Sebagai Ibu kota Kabupaten Ogan Komering Ilir, kayuagung merupakan daerah yang sangat penting peranannya di kabupaten ini. Selain penduduk asli, ditempat ini bermukiman penduduk yang berasal dari berbagai daerah, tidak hanya dilingkungan Sumatra Selatan tapi juga dari luar propinsi. Masyarakat kayuagung Asli, menyimpan kisah yang sangat unik, sebagaimana yang dituturkan oleh berbagai sumber tradisional dan modern.

            Perkisahan dibawah ini, yang didasarkan pada beberapa sumber termasuk karya Dodoh Bihantarti Toponim Masyarakat Kayuagung, diterbitkan oleh Kandep Dikbud Ogan Komering Ilir, Noor Indones dan A Rahman pola penguasaan, pemilikan dan penggunaan Tanah secara Tradisional Daerah Sumatra Selatan Dekdikbud SumSel. Perkisahan ini melukiskan proses pembentukan identitas masyarakat kayuagung.
Asal Usul
Penduduk dalam Marga kayuagung berasal dari dua keturunan  atau poyang. Keduanya,
yaitu keturunan yang berasal dari Abung Bungamayang dan dari Skala Berak yaitu Komering-Batak. Abung Bungamayang mula-mula menempati daerah di sekitar Sungai Hitam Lempuing, dengan leluhurnya bernama Mekodum Mutaralam. Sedangkan keturunan yang berasal dari Skala Berak mula-mula bertempat tinggal di Batu Hampar Kijang poyang yang bernama Raja Jungut.

            Menurut cerita tutur yang beredar di kalangan masyarakt setempat, Puyang Mekodum Mutaralam. Ini berasal dari Abung Bungamayang yaitu suku bangsa yang terdapat di kresidenan Lampung Utara yang bernama Siwo Mego di daerah Wai Kunang.

            Pada awalnya, orang Abung tinggal di Wai Kunang dengan maksud untuk mencari tempat tinggal di Komering, akan tetapi lantaran mereka terdesak dalam suatu peperangan, maka mengundurkan diri memasuki sungai Macak, keluar ke sungai Lempuing. Di daerah inilah kemudian orang Abung menetap.

           Tempat yang mula-mula diduduki orang Abung ialah Kotapandan di daerah Sungai Hitam yaitu anak sungai Lempuing. Komunitas itu dipimpin langsung oleh Mekodum Mutaralam. Setelah meninggal dunia, ia digantikan oleh puteranya yang bergelar Raden Sederajat. Ketika Raden Sederajat wafat ia digantikan oleh puteranya bernama Indera Bumi.

            Indera Bumi mempunyai dua putera laki-laki yaitu Setiaraja Diyah dan Setia Tanding.

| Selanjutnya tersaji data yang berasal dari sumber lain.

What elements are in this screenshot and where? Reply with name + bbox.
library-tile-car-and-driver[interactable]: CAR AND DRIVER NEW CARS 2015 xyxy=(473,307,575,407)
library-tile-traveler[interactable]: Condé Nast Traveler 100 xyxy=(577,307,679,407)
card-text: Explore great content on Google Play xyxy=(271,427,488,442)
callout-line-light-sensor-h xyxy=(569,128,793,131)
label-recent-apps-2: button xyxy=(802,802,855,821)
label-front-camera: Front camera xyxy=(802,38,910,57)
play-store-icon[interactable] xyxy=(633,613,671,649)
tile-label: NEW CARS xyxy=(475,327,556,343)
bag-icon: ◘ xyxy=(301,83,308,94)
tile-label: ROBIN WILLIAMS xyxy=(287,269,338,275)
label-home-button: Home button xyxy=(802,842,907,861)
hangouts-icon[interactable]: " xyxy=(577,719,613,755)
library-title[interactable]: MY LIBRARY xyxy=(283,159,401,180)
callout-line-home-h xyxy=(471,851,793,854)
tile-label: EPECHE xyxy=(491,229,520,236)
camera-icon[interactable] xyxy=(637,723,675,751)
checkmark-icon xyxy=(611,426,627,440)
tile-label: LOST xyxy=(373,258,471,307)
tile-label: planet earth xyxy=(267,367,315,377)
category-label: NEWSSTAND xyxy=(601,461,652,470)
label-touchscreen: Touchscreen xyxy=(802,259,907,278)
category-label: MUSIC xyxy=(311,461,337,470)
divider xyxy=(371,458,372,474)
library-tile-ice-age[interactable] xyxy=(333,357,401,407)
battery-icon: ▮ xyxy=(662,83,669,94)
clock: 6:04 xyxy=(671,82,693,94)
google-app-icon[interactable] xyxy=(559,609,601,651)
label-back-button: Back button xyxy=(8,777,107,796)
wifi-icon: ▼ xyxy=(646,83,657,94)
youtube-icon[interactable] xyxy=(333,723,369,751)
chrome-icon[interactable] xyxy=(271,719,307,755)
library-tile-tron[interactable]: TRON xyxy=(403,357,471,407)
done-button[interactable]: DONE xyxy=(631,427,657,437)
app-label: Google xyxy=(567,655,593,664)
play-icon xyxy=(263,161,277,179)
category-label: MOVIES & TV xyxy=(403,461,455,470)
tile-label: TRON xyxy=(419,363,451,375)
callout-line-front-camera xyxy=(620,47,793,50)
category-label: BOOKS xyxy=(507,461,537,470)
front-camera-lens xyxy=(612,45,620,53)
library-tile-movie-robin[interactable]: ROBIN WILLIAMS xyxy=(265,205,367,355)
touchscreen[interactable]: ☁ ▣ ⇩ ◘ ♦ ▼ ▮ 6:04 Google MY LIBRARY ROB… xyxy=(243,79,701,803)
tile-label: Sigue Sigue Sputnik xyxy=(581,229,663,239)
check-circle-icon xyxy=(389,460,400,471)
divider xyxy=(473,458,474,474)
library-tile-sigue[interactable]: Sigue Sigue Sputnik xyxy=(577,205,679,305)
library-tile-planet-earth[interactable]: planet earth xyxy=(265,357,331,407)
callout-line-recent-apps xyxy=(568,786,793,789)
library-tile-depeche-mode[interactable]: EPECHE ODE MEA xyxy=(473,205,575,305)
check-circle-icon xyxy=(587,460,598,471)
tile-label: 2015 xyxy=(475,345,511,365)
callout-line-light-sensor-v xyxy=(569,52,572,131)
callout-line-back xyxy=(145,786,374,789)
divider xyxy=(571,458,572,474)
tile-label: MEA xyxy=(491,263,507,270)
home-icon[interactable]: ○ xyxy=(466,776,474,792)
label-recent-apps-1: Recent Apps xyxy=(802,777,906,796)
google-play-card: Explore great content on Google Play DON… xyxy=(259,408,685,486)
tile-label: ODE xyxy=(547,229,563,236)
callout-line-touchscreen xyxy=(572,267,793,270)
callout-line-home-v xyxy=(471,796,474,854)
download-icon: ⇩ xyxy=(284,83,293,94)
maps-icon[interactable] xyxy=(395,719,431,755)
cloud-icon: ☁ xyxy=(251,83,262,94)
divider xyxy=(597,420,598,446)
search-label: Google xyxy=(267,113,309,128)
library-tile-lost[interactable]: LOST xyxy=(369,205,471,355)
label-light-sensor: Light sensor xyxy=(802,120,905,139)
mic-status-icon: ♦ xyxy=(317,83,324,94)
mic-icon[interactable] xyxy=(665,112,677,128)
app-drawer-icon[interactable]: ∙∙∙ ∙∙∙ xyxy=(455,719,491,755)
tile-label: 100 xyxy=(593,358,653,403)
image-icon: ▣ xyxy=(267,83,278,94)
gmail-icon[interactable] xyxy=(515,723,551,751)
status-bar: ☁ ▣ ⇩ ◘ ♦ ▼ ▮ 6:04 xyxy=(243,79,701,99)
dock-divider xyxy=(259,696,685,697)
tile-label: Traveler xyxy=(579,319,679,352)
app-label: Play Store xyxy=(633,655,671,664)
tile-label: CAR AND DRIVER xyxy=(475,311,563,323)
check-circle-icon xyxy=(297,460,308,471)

Tokoh yang namanya disebutkan pertama, yaitu Setiaraja Diyah yang menggantikan kedudukan ayahnya sebagai pimpinan orang Abung Bungamayang katika beliau wafat. Dalam memimpin, ia dibantu oleh jurutulis Setiabanding Sugih. Kedudukannya berada di kotapandan.
           
Pada masa kepemimpinan Setiaraja memimpin, maka ditetapkanlah adat istiadat kemasyarakatan oleh patih Gajahmada.Adat istiadat itu berisi peraturan tentang adat istiadat pedusunan, adat bujang gadis,dan masalah etika lainnya. Pada masa ini di ajarkan pula penulisan dengan menggunakan aksara Surat Rencong.
            Untuk mengatasi jumlah penduduk yang telah berkembang, pada masa kekuasaan Setiaraja Diyah Ini di lakukan pengembangan wilayah dengan membuka perkampungan sekaligus penempatan penduduk sekitar sungai lempuing, dengan nama Bulu Nawa. Ditempat baru ini diselenggarakan pula pemerintahan baru, yang masih berinduk pada kekuasaan lama yang berkedudukan dikota Pandan.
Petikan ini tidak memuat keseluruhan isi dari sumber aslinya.